Durant l’intense période de contestation contre le régime colonial qui précéda la guerre d’indépendance des États-Unis, un certain Charles Lynch (1736-1796), « patriote » de l’État de Virginie, décida de réformer la façon dont la justice était appliquée dans sa région. Juge de paix, il instaura des procès expéditifs, menant parfois à des exécutions sommaires à l’encontre des défenseurs de la couronne britannique. Il réunissait la cour, recrutait les jurés et présidait l’exécution. La « loi de Lynch » se répandit dans les territoires de l’Ouest américain et s’y développa jusqu’à l’établissement et la consolidation de l’État de droit. Lynch, surement grâce à son "goût" prononcé pour la justice, devint par la suite sénateur. Vers 1837, la « loi de Lynch » donna naissance au mot « lynchage » particulièrement en Nouvelle-Angleterre où, en dépit des lois qui les protégeaient, des africains-américains furent poursuivis par des Comités de vigilance, qui donneront naissance au Ku Klux Klan. Dans le Sud des États-Unis, le mépris de règles de procédure considérées comme favorables aux criminels est renforcé par l’hostilité au gouvernement fédéral. Après la guerre civile, les méthodes expéditives et les erreurs judiciaires liées au lynchage furent couvertes par la Cour suprême dans un esprit de "réconciliation" entre l’État fédéral et les États du Sud. [3]

Les victimes, très majoritairement africaines-américaines sont victimes d’un racisme institutionnalisé dans le sud des États-Unis. Après la guerre de Sécession, la défiance contre le gouvernement fédéral entraine dans les états du sud étasunien [4] une volonté de revanche, qui, à défaut de pouvoir se canaliser contre le gouvernement fédéral, se banalise contre les africains-américains, certes libérés de l’esclavage, mais toujours victimes de la misère, de l’exploitation et du racisme systémique. Ainsi sur environ 200 lynchages répertoriés [5] aux U.S.A., et donc très largement sous-évalués, seulement 16 "lynchés" sont considérés comme "white", deux de confession juive "jews" et 17 d’origine italienne (on peut noter que les "italiens", ne sont pas "white", racisme et xénophobie se confondant souvent dans les catégorisations nord-américaines), la très grande majorité des victimes de lynchage étant africains-américains. Mais ce répertoire n’est que celui des lynchés médiatisés, où sont déjà surreprésentés les lynchés "blancs". Paula Giddings, historienne féministe noire, fait remarquer que : « le lynchage de 20 hommes noirs en 1930 était loin des chiffres atteints au début du siècle ou dans les années suivant la Première Guerre Mondiale. » [6]. De plus, selon certains travaux de recherche, uniquement dans les quatre années suivant l’écroulement de la Bourse en 1929, pas moins de 150 africains-américains furent lynchés.

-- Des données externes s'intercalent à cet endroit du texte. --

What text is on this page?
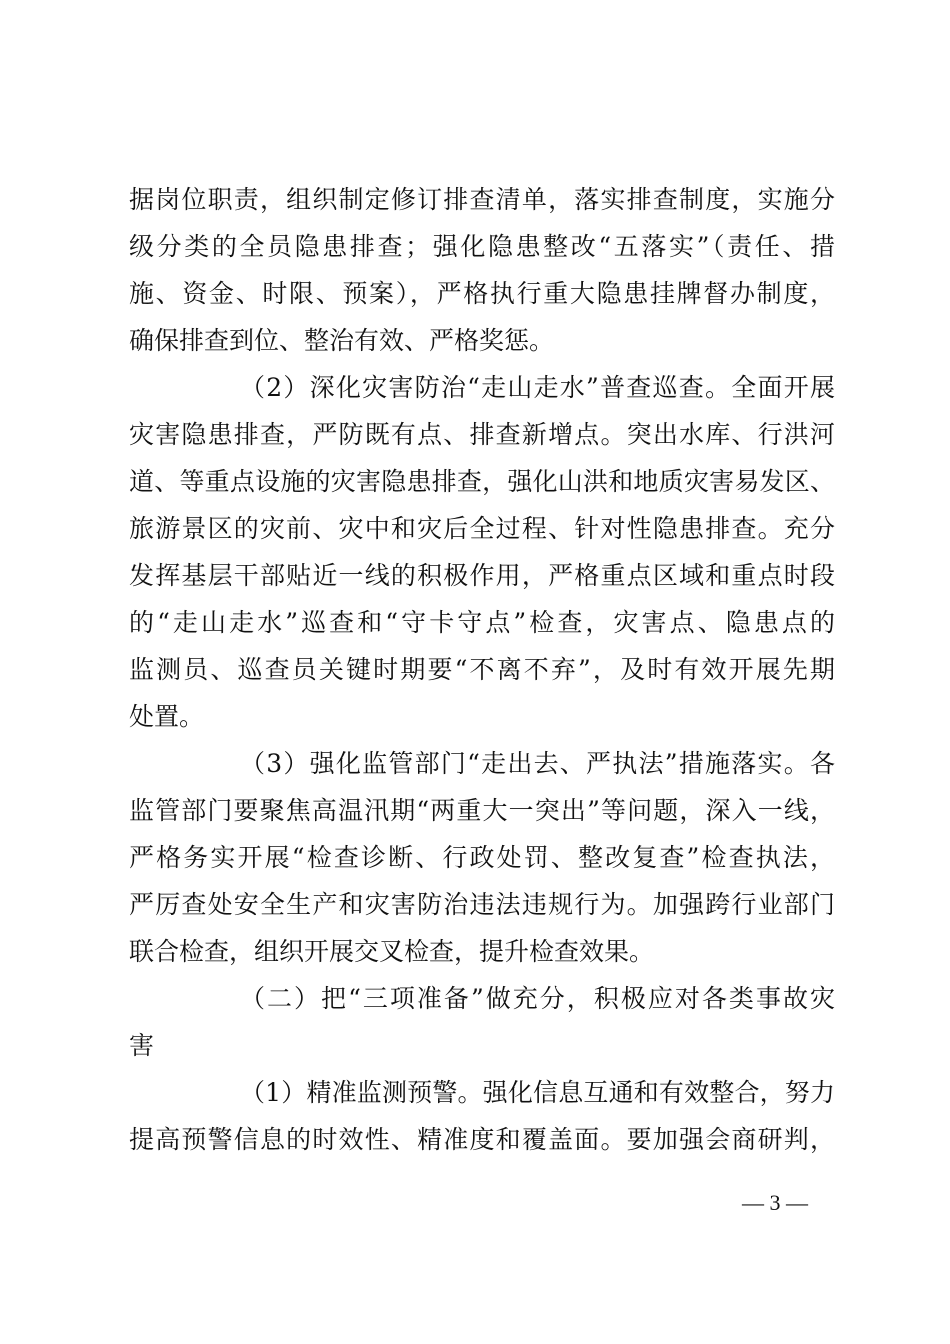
据岗位职责，组织制定修订排查清单，落实排查制度，实施分
级分类的全员隐患排查；强化隐患整改“五落实”（责任、措
施、资金、时限、预案），严格执行重大隐患挂牌督办制度，
确保排查到位、整治有效、严格奖惩。
（2）深化灾害防治“走山走水”普查巡查。全面开展
灾害隐患排查，严防既有点、排查新增点。突出水库、行洪河
道、等重点设施的灾害隐患排查，强化山洪和地质灾害易发区、
旅游景区的灾前、灾中和灾后全过程、针对性隐患排查。充分
发挥基层干部贴近一线的积极作用，严格重点区域和重点时段
的“走山走水”巡查和“守卡守点”检查，灾害点、隐患点的
监测员、巡查员关键时期要“不离不弃”，及时有效开展先期
处置。
（3）强化监管部门“走出去、严执法”措施落实。各
监管部门要聚焦高温汛期“两重大一突出”等问题，深入一线，
严格务实开展“检查诊断、行政处罚、整改复查”检查执法，
严厉查处安全生产和灾害防治违法违规行为。加强跨行业部门
联合检查，组织开展交叉检查，提升检查效果。
（二）把“三项准备”做充分，积极应对各类事故灾
害
（1）精准监测预警。强化信息互通和有效整合，努力
提高预警信息的时效性、精准度和覆盖面。要加强会商研判，
— 3 —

Abel Meeropol écrit "Strange Fruit"

Durant les années 30’, les lynchages d’africains-américains sont toujours une norme dans les états du sud étasunien. La tension et la misère sociale, les migrations intérieures importantes ne font qu’accentuer la violence structurelle dans tout le pays. Mais dans les états du sud, cette violence se répercute directement contre les populations d’africains-américains. Ainsi les lynchages s’enchainent chaque année. Rien qu’en 1930 : Thomas Shipp, Charles Wright, Abram Smith, George Hughes, George Grant et plus d’une dizaine d’inconnus sont lynchés, et la situation ne s’améliore guère avec les années. De nombreuses voix s’élèvent contre les lynchages. Ainsi suite au lynchage de Claude Neal en 1934, Jessie Daniel Ames organise une pétition avec d’autres femmes blanches du sud étasunien et réunit pas moins de 40,000 signatures.

Cette vague de condamnation des lynchages entraine dans son sillage Abel Meeropol [7], plus connu sous le pseudonyme Lewis Allan, qui écrit et publie en 1937 un poème : "Strange Fruit" (littéralement « fruit étrange »). Ce poème est un réquisitoire artistique contre le racisme aux États-Unis et plus particulièrement contre les lynchages que subissent les Africains-Américains. Abel Meeropol est un enseignant juif d’origine russe vivant dans le Bronx, et est membre du Parti communiste américain. Il écrit son poème après avoir vu des photos du lynchage de Thomas Shipp et d’Abram le 7 août 1930 à Marion dans l’Indiana [8].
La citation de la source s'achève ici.